Et j’ai lieu plus que vous d’être en inquiétude.
Je ne vous réponds point sur cet enlèvement :
Mon devoir, ma fierté, tout en moi le dément.
La plus haute vertu peut céder à la force,
Je le sais : de l’amour je sais quelle est l’amorce ;
Mais contre tous les deux l’orgueil peut secourir,
Et rien n’en est à craindre alors qu’on sait mourir.
Je ne serai qu’au prince.
À quand cet heureux jour, que de toute son âme…
Il se verroit, Seigneur, dès ce soir mon époux,
S’il n’eût point voulu voir dans mon cœur plus que vous :
Sa curiosité s’est trop embarrassée
D’un point dont il devoit éloigner sa pensée.
Il sait que j’aime ailleurs, et l’a voulu savoir :
Pour peine il attendra l’effort de mon devoir.

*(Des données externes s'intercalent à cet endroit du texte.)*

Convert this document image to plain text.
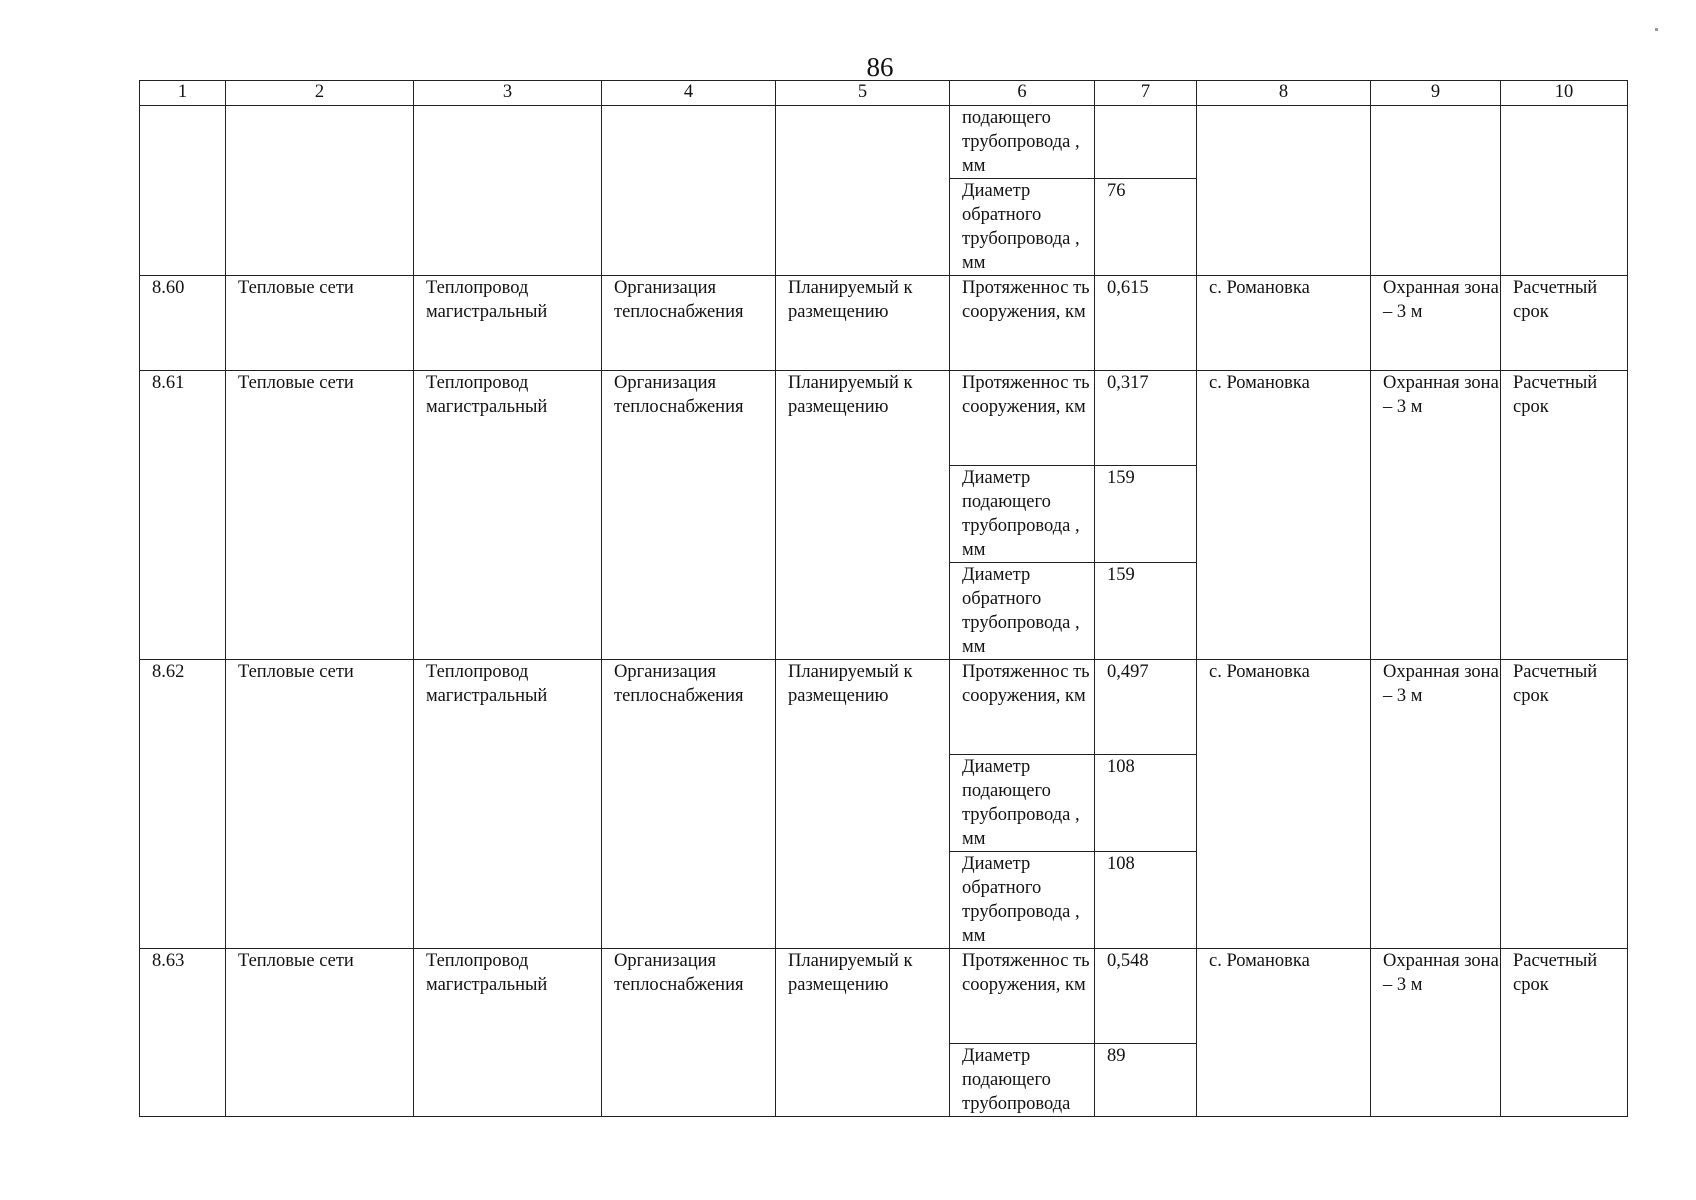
86
1	2	3	4	5	6	7	8	9	10
					подающего трубопровода , мм				
					Диаметр обратного трубопровода , мм	76			
8.60	Тепловые сети	Теплопровод магистральный	Организация теплоснабжения	Планируемый к размещению	Протяженнос ть сооружения, км	0,615	с. Романовка	Охранная зона – 3 м	Расчетный срок
8.61	Тепловые сети	Теплопровод магистральный	Организация теплоснабжения	Планируемый к размещению	Протяженнос ть сооружения, км	0,317	с. Романовка	Охранная зона – 3 м	Расчетный срок
					Диаметр подающего трубопровода , мм	159			
					Диаметр обратного трубопровода , мм	159			
8.62	Тепловые сети	Теплопровод магистральный	Организация теплоснабжения	Планируемый к размещению	Протяженнос ть сооружения, км	0,497	с. Романовка	Охранная зона – 3 м	Расчетный срок
					Диаметр подающего трубопровода , мм	108			
					Диаметр обратного трубопровода , мм	108			
8.63	Тепловые сети	Теплопровод магистральный	Организация теплоснабжения	Планируемый к размещению	Протяженнос ть сооружения, км	0,548	с. Романовка	Охранная зона – 3 м	Расчетный срок
					Диаметр подающего трубопровода	89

Les délais les plus longs, Madame, ont quelque terme.
Le devoir vient à bout de l’amour le plus ferme :
Les grands cœurs ont vers lui des retours éclatants ;
Et quand on veut se vaincre, il y faut peu de temps.
Un jour y peut beaucoup, une heure y peut suffire,
Un de ces bons moments qu’un cœur n’ose en dédire ;
S’il ne suit pas toujours nos souhaits et nos soins,
Il arrive souvent quand on l’attend le moins.
Mais je ne promets pas de m’y rendre facile,
Seigneur, tant que j’aurai l’âme si peu tranquille ;
Et je ne livrerai mon cœur qu’à mes ennuis,
Tant qu’on me laissera dans l’alarme où je suis.
Le sort de Suréna vous met donc en alarme.